A medida que pasa el tiempo, la situación se pudre más. La CAM convertida en detonante de la explosión. Este ejercicio se puede convertir en el peor de la historia para el sector.

La exclusiva de Carlos Segovia en el diario El Mundo del lunes ha disparado todas las alarmas. Y es que los fondos de inversión o de capital-riesgo, dispuestos a entrar en las cajas de ahorros, venden ahora su aportación aún mucho más cara que la vendieron en Bankia o Cívica, o fusiones de cajas, que ya cotizan en bolsa.

En definitiva, El Mundo afirma que lo que empezó siendo una aportación pública para sanear la Caja de Ahorros del Mediterráneo (CAM), que se cifraba en 2.600 millones de euros, y más tarde en 5.000, podría elevarse ahora hasta 20.000 millones de euros. Y para una sola entidad.

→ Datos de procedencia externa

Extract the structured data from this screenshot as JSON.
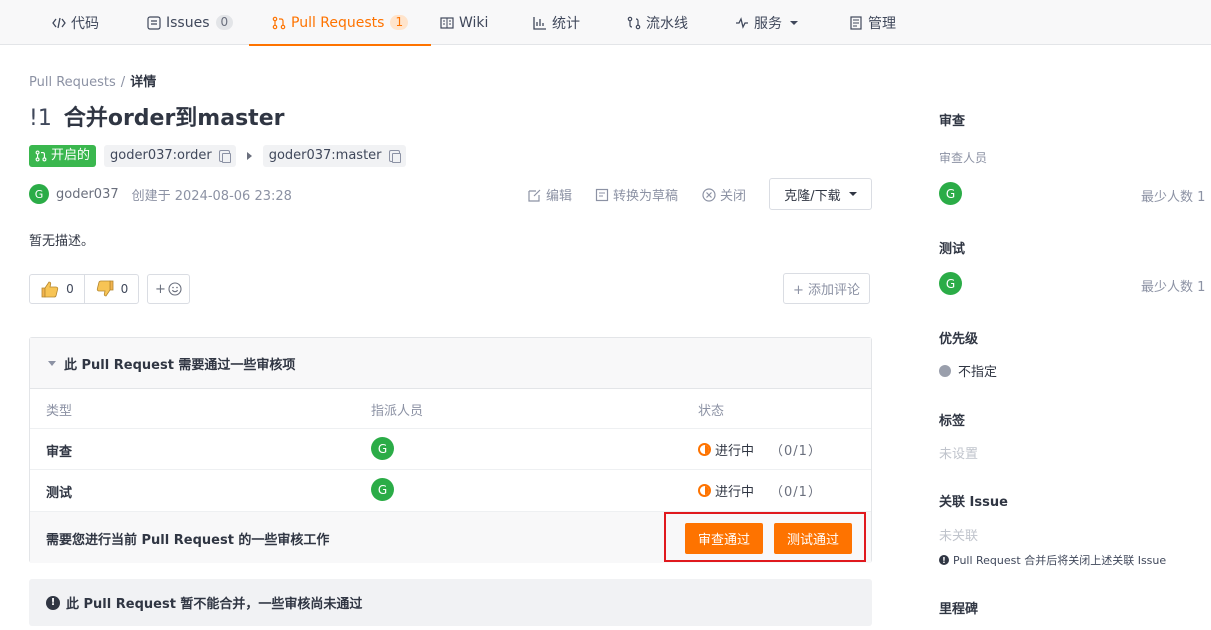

Si comenzamos a multiplicar hayamos el mismo décuplo de los 9.000 millones de euros que el Gobierno en un primer momento destinó a la reforma pero susceptibles de ser ampliados a 90.000. Asegura el director de Hispanidad, Eulogio López, que el negocio del crédito no puede vivir en el descrédito y eso es justamente lo que ha pasado con la reforma de cajas de ahorros, que nos va a salir más cara de lo que nadie había pensado. Con dinero público, se entiende.

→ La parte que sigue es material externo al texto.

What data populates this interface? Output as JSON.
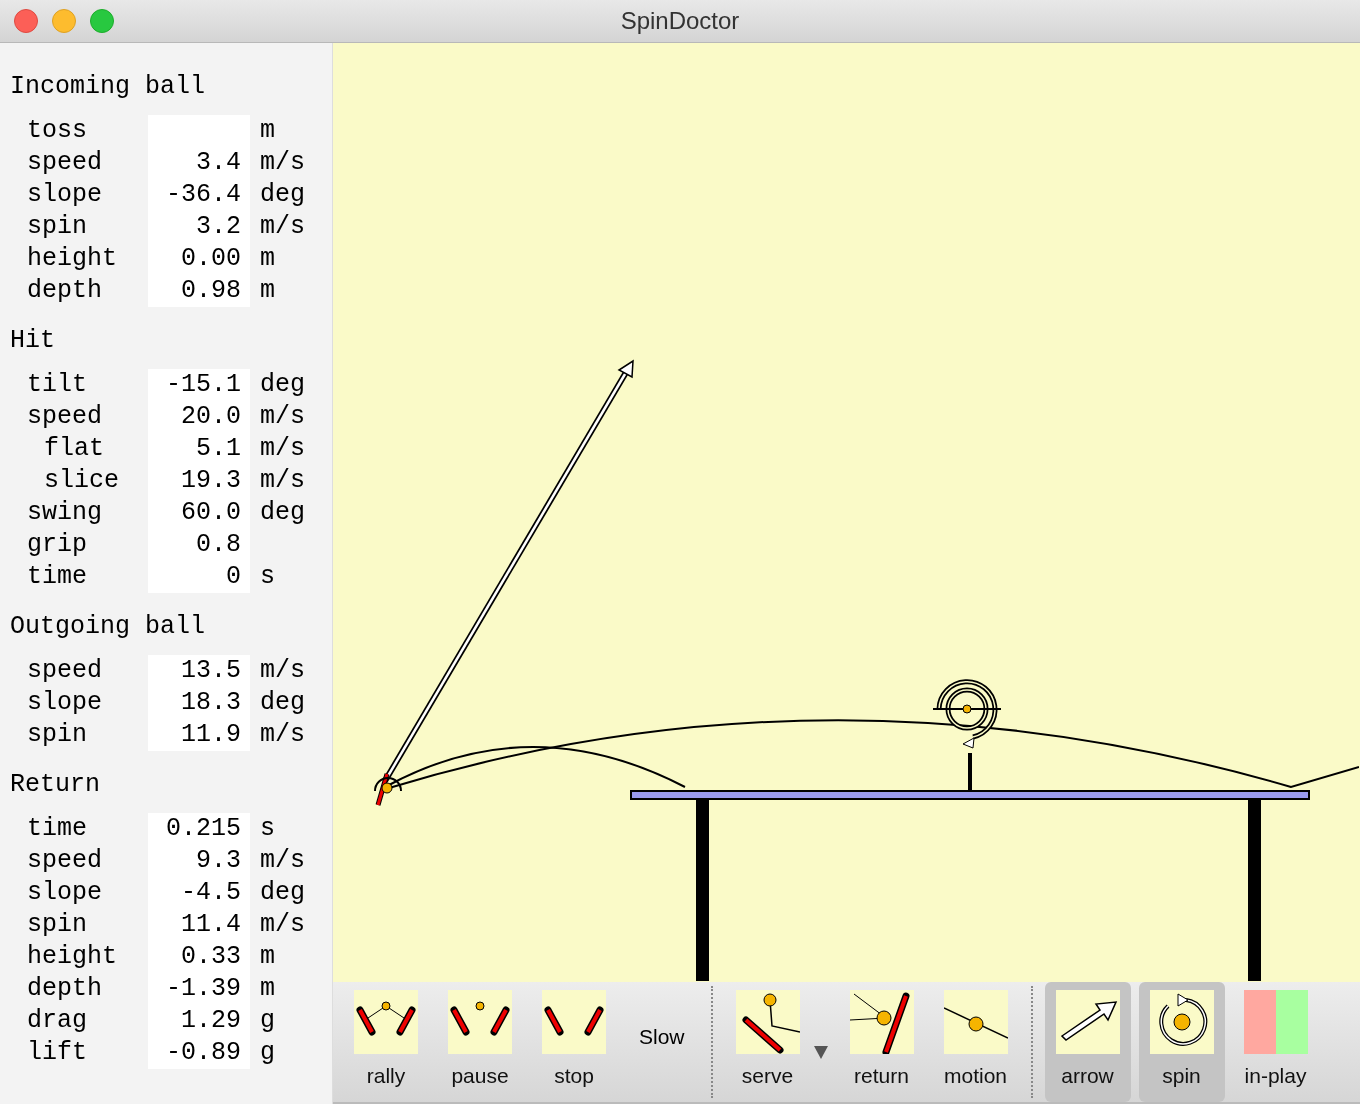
{
  "window": {
    "title": "SpinDoctor"
  },
  "sections": [
    {
      "title": "Incoming ball",
      "rows": [
        {
          "label": "toss",
          "value": "",
          "unit": "m"
        },
        {
          "label": "speed",
          "value": "3.4",
          "unit": "m/s"
        },
        {
          "label": "slope",
          "value": "-36.4",
          "unit": "deg"
        },
        {
          "label": "spin",
          "value": "3.2",
          "unit": "m/s"
        },
        {
          "label": "height",
          "value": "0.00",
          "unit": "m"
        },
        {
          "label": "depth",
          "value": "0.98",
          "unit": "m"
        }
      ]
    },
    {
      "title": "Hit",
      "rows": [
        {
          "label": "tilt",
          "value": "-15.1",
          "unit": "deg"
        },
        {
          "label": "speed",
          "value": "20.0",
          "unit": "m/s",
          "children": [
            {
              "label": "flat",
              "value": "5.1",
              "unit": "m/s"
            },
            {
              "label": "slice",
              "value": "19.3",
              "unit": "m/s"
            }
          ]
        },
        {
          "label": "swing",
          "value": "60.0",
          "unit": "deg"
        },
        {
          "label": "grip",
          "value": "0.8"
        },
        {
          "label": "time",
          "value": "0",
          "unit": "s"
        }
      ]
    },
    {
      "title": "Outgoing ball",
      "rows": [
        {
          "label": "speed",
          "value": "13.5",
          "unit": "m/s"
        },
        {
          "label": "slope",
          "value": "18.3",
          "unit": "deg"
        },
        {
          "label": "spin",
          "value": "11.9",
          "unit": "m/s"
        }
      ]
    },
    {
      "title": "Return",
      "rows": [
        {
          "label": "time",
          "value": "0.215",
          "unit": "s"
        },
        {
          "label": "speed",
          "value": "9.3",
          "unit": "m/s"
        },
        {
          "label": "slope",
          "value": "-4.5",
          "unit": "deg"
        },
        {
          "label": "spin",
          "value": "11.4",
          "unit": "m/s"
        },
        {
          "label": "height",
          "value": "0.33",
          "unit": "m"
        },
        {
          "label": "depth",
          "value": "-1.39",
          "unit": "m"
        },
        {
          "label": "drag",
          "value": "1.29",
          "unit": "g"
        },
        {
          "label": "lift",
          "value": "-0.89",
          "unit": "g"
        }
      ]
    }
  ],
  "toolbar": [
    [
      {
        "kind": "rally",
        "label": "rally"
      },
      {
        "kind": "pause",
        "label": "pause"
      },
      {
        "kind": "stop",
        "label": "stop"
      },
      {
        "kind": "text",
        "label": "Slow"
      }
    ],
    [
      {
        "kind": "serve",
        "label": "serve",
        "menu": true
      },
      {
        "kind": "return",
        "label": "return"
      },
      {
        "kind": "motion",
        "label": "motion"
      }
    ],
    [
      {
        "kind": "arrow",
        "label": "arrow",
        "selected": true
      },
      {
        "kind": "spin",
        "label": "spin",
        "selected": true
      },
      {
        "kind": "inplay",
        "label": "in-play"
      }
    ]
  ]
}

A medida que pasa el tiempo, la situación se pudre, y lo que era una mala imagen de las cajas se convierte en una realidad efectivamente mala acerca de su solvencia. No olvidemos que en la CAM se ha pasado de un coste de 2.600 millones, luego ampliado a 5.000, a otro de 20.000. Ahora bien, es que 2.600 millones supone la misma aportación prevista del FROB que se había pronosticado para Novacaixagalicia y que aún no sabemos por dónde puede salir Liberbank, Unnim, Mare Nostrum, etc.

Eso, por no hablar del agravio comparativo que representa para otras entidades. No olvidemos que el hoy tercer grupo financiero español recibió una aportación del FROB por 4.500 millones de euros, menos de la cuarta parte de la CAM que, a su vez, es menos de la cuarta parte de Bankia en tamaño.

En resumen, el coste de la reforma financiera se dispara y el límite no lo conoce nadie pero todos lo temen.